Vergiss nicht zu lacheln―進撃の巨人
第9章 幸福
「エミリ! ドレス調達してきたよ〜!!」
リヴァイと二人で部屋で待っていると、ハンジが看護師に連れられてやって来た。手には大きな袋が下げられている。
「すみません、ハンジさん」
「いいのいいの! さ、リヴァイは外に出てて!」
「ああ」
ハンジと入れ替わりでリヴァイが外へ出て行く。扉を閉めたハンジは、早速袋の中からドレスを取り出した。
ハンジが選んだのは、レモン色のロングドレスで、それに合わせて白のボレロが一緒になっていた。これなら、腕や脚の怪我はあまり目立たなくて済む。

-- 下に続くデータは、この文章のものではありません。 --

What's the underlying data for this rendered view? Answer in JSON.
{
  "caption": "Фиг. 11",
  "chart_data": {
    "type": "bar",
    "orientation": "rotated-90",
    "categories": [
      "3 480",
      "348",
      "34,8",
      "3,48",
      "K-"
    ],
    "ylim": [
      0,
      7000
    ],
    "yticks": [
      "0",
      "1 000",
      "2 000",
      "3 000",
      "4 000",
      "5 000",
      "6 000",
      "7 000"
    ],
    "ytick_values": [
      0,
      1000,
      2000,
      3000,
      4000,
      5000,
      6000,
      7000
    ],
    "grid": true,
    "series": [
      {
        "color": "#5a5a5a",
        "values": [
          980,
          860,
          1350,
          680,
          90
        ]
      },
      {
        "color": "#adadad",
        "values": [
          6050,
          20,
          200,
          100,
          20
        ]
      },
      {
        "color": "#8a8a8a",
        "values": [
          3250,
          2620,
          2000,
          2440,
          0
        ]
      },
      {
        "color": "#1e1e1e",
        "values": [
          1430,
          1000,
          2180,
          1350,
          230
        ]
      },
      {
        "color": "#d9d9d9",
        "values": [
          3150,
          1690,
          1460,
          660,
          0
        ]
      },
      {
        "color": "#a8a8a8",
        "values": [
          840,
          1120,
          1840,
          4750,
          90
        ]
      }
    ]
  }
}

靴は、ドレスと合わせてもあまり違和感の無い、ゆったりと履けるサンダルを選んでいた。
「すみません、ハンジさん。ありがとうございます」
「ホントだよ!! 戻って来たと思ったら、リヴァイは慌てて馬に乗って行っちゃうし、何事かと思ってシュテフィさんとこの従者から話を聞いた時は私もビックリしたんだよ?!」
「……え、兵長が……?」
ハンジの話によると、あの後リヴァイはエミリが頼んだ通り、シュテフィを式場へ連れて来たのだそうだ。エルヴィンに彼女らを預けたリヴァイは、その後すぐに馬に乗って来た道を再び引き返して行ったらしい。
「何がリヴァイを動かしているのか分からないけど、随分エミリに入れ込んでるみたいだね」
「……私?」
ハンジの脳裏にあるのは、エミリが失恋したあの日の夜のこと。
エルヴィンと二人で話をしていた時、部屋の窓から見えたエミリとリヴァイの姿に興味が湧き、エルヴィンと二人で観察していた。
リヴァイがエミリを抱き寄せたところを見た時は驚いた。それはハンジだけでなく、エルヴィンもだ。
「エミリ、一体リヴァイに何したの?」
「え? いや……何もしてませんが……」
ハンジの質問の意味がいまいち理解できないが、取り敢えず何かした覚えは無いため事実の通り返答しておく。
(よし! 今度、エルヴィンと議論してみよう!)
どうせリヴァイ本人に問い質しても、彼ならいつものようにクソメガネとか言って追い払うだろう。
リヴァイのことは、彼が調査兵団へやって来た時から興味の対象だった。最初の頃はしつこく付きまとっては観察していたものだ。最近はそんな事していないが、エミリのお陰でテーマができた。